A new topology based on a quasi-Z source inverter.

Supervisors

Project description

High-voltage gain DC/AC converters are increasingly important. They are used in modern power supplies such as grid-connected renewables and electric vehicles. Unfortunately, achieving a low cost, high efficiency, power dense, step-up converter with a high-voltage gain is not a trivial task.

The quasi-Z-source inverter (ZSI) has attracted much attention. This is due to its promising advantages compared to the traditional voltage source inverter (VSI).

Firstly, the qZSI achieved single-stage buck-boost inversion without employing an auxiliary front-end dc-dc converter. Secondly, the qZSI uses the shoot-through between upper and lower switches of inverter bridges. This eliminates the distortion in the grid current arising from use of a deadtime.

The qZSI has better immunity against EMI noise compared to the standard VSI. It achieves a common ground between voltage source and inverter, continuous input current and fewer power devices. The main drawbacks of the qZSI are:

  • high voltage stress across switches and passive components
  • limited boost ability

These drawbacks restrict the scope of its applications.

We are developing a new topology based on a quasi-Z source inverter. This can achieve the high boost ability and reduced size and number of passive components. It will also achieve low voltage and current stresses across components.

We are proposing a new constant boost control with third harmonic injection strategy. This is for closed-loop control of the qZSI in PV grid-connected systems. Our strategy achieves low voltage stress on passive components and inverter switches and high voltage gain. It also achieves unity power factor and greatest power delivery to the grid under different irradiance levels.

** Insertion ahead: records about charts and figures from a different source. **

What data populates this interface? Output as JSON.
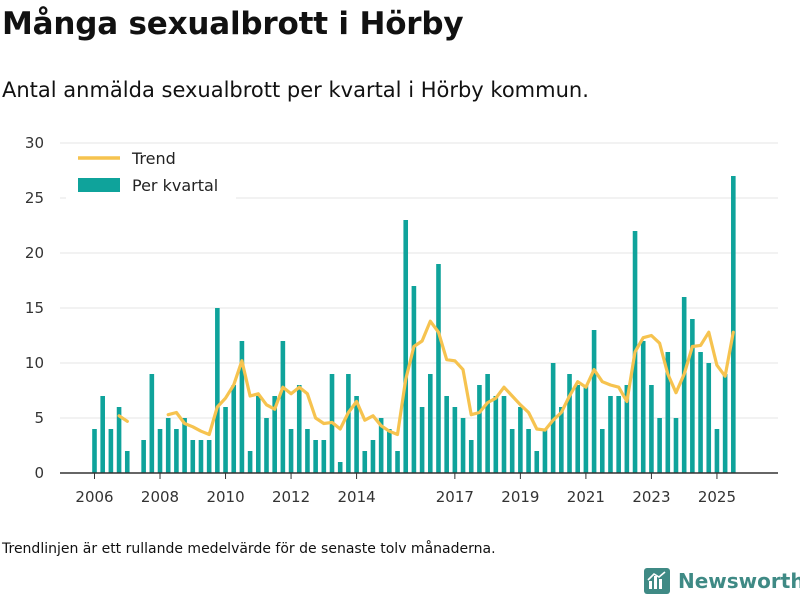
{
  "title": "Många sexualbrott i Hörby",
  "subtitle": "Antal anmälda sexualbrott per kvartal i Hörby kommun.",
  "footnote": "Trendlinjen är ett rullande medelvärde för de senaste tolv månaderna.",
  "brand": {
    "name": "Newsworthy",
    "icon": "bar-chart-logo-icon",
    "color": "#3f8a85"
  },
  "chart_data": {
    "type": "bar",
    "ylim": [
      0,
      30
    ],
    "yticks": [
      0,
      5,
      10,
      15,
      20,
      25,
      30
    ],
    "x_start": "2006-Q1",
    "xticks": [
      {
        "label": "2006",
        "quarter_index": 0
      },
      {
        "label": "2008",
        "quarter_index": 8
      },
      {
        "label": "2010",
        "quarter_index": 16
      },
      {
        "label": "2012",
        "quarter_index": 24
      },
      {
        "label": "2014",
        "quarter_index": 32
      },
      {
        "label": "2017",
        "quarter_index": 44
      },
      {
        "label": "2019",
        "quarter_index": 52
      },
      {
        "label": "2021",
        "quarter_index": 60
      },
      {
        "label": "2023",
        "quarter_index": 68
      },
      {
        "label": "2025",
        "quarter_index": 76
      }
    ],
    "legend": {
      "position": "top-left",
      "entries": [
        "Trend",
        "Per kvartal"
      ]
    },
    "colors": {
      "bars": "#0fa39b",
      "trend": "#f6c34f",
      "grid": "#e4e4e4",
      "axis": "#333333"
    },
    "series": [
      {
        "name": "Per kvartal",
        "kind": "bar",
        "values": [
          4,
          7,
          4,
          6,
          2,
          null,
          3,
          9,
          4,
          5,
          4,
          5,
          3,
          3,
          3,
          15,
          6,
          8,
          12,
          2,
          7,
          5,
          7,
          12,
          4,
          8,
          4,
          3,
          3,
          9,
          1,
          9,
          7,
          2,
          3,
          5,
          4,
          2,
          23,
          17,
          6,
          9,
          19,
          7,
          6,
          5,
          3,
          8,
          9,
          7,
          7,
          4,
          6,
          4,
          2,
          4,
          10,
          6,
          9,
          8,
          8,
          13,
          4,
          7,
          7,
          8,
          22,
          12,
          8,
          5,
          11,
          5,
          16,
          14,
          11,
          10,
          4,
          9,
          27
        ]
      },
      {
        "name": "Trend",
        "kind": "line",
        "segments": [
          {
            "start_index": 3,
            "values": [
              5.2,
              4.7
            ]
          },
          {
            "start_index": 9,
            "values": [
              5.3,
              5.5,
              4.5,
              4.2,
              3.8,
              3.5,
              6.0,
              6.8,
              8.0,
              10.2,
              7.0,
              7.2,
              6.2,
              5.8,
              7.8,
              7.2,
              7.8,
              7.2,
              5.0,
              4.5,
              4.6,
              4.0,
              5.5,
              6.5,
              4.8,
              5.2,
              4.3,
              3.8,
              3.5,
              8.5,
              11.5,
              12.0,
              13.8,
              12.8,
              10.3,
              10.2,
              9.4,
              5.3,
              5.5,
              6.4,
              6.8,
              7.8,
              7.0,
              6.2,
              5.5,
              4.0,
              3.9,
              4.8,
              5.5,
              7.0,
              8.3,
              7.8,
              9.4,
              8.3,
              8.0,
              7.8,
              6.5,
              11.0,
              12.3,
              12.5,
              11.8,
              9.0,
              7.3,
              9.0,
              11.5,
              11.6,
              12.8,
              9.8,
              8.8,
              12.8
            ]
          }
        ]
      }
    ]
  }
}
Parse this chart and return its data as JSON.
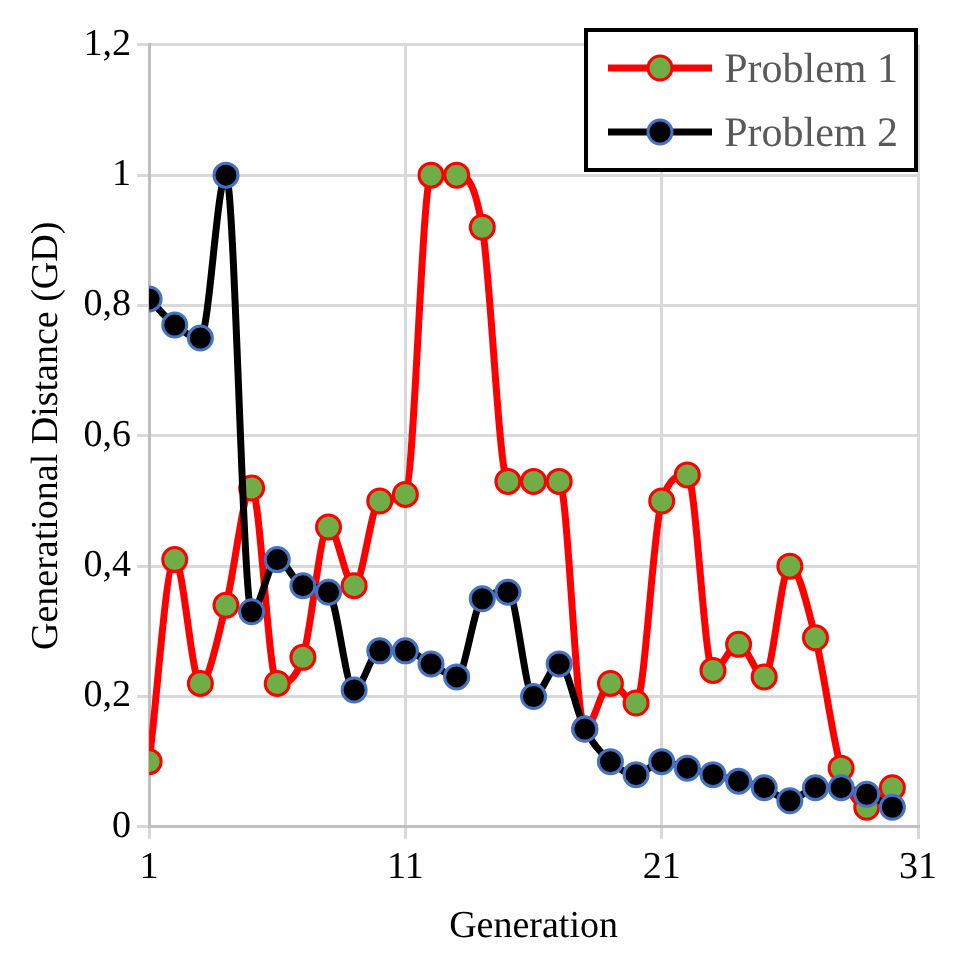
{
  "chart_data": {
    "type": "line",
    "xlabel": "Generation",
    "ylabel": "Generational Distance (GD)",
    "x": [
      1,
      2,
      3,
      4,
      5,
      6,
      7,
      8,
      9,
      10,
      11,
      12,
      13,
      14,
      15,
      16,
      17,
      18,
      19,
      20,
      21,
      22,
      23,
      24,
      25,
      26,
      27,
      28,
      29,
      30
    ],
    "series": [
      {
        "name": "Problem 1",
        "color": "#ff0000",
        "values": [
          0.1,
          0.41,
          0.22,
          0.34,
          0.52,
          0.22,
          0.26,
          0.46,
          0.37,
          0.5,
          0.51,
          1.0,
          1.0,
          0.92,
          0.53,
          0.53,
          0.53,
          0.15,
          0.22,
          0.19,
          0.5,
          0.54,
          0.24,
          0.28,
          0.23,
          0.4,
          0.29,
          0.09,
          0.03,
          0.06
        ]
      },
      {
        "name": "Problem 2",
        "color": "#000000",
        "values": [
          0.81,
          0.77,
          0.75,
          1.0,
          0.33,
          0.41,
          0.37,
          0.36,
          0.21,
          0.27,
          0.27,
          0.25,
          0.23,
          0.35,
          0.36,
          0.2,
          0.25,
          0.15,
          0.1,
          0.08,
          0.1,
          0.09,
          0.08,
          0.07,
          0.06,
          0.04,
          0.06,
          0.06,
          0.05,
          0.03
        ]
      }
    ],
    "xlim": [
      1,
      31
    ],
    "xticks": [
      1,
      11,
      21,
      31
    ],
    "ylim": [
      0,
      1.2
    ],
    "yticks": [
      0,
      {
        "value": 0.2,
        "label": "0,2"
      },
      {
        "value": 0.4,
        "label": "0,4"
      },
      {
        "value": 0.6,
        "label": "0,6"
      },
      {
        "value": 0.8,
        "label": "0,8"
      },
      1,
      {
        "value": 1.2,
        "label": "1,2"
      }
    ],
    "grid": true,
    "legend": "top right",
    "marker": "circle",
    "line_style": "solid"
  }
}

We will validate the feasibility of the proposed control method and new topology by simulation using Matlab/Simulink and experimental work.

Interests

My main research interest is on design and control of power electronic converters for photovoltaic systems and drives. My current research includes grid-connected converters, maximum power point tracking algorithms.

Qualifications

  • MSc in Electrical and Electronic Engineering, Newcastle University, UK.
  • BSc (Hons) in Electrical Communication Engineering, Taiyuan University of Science and Technology, China.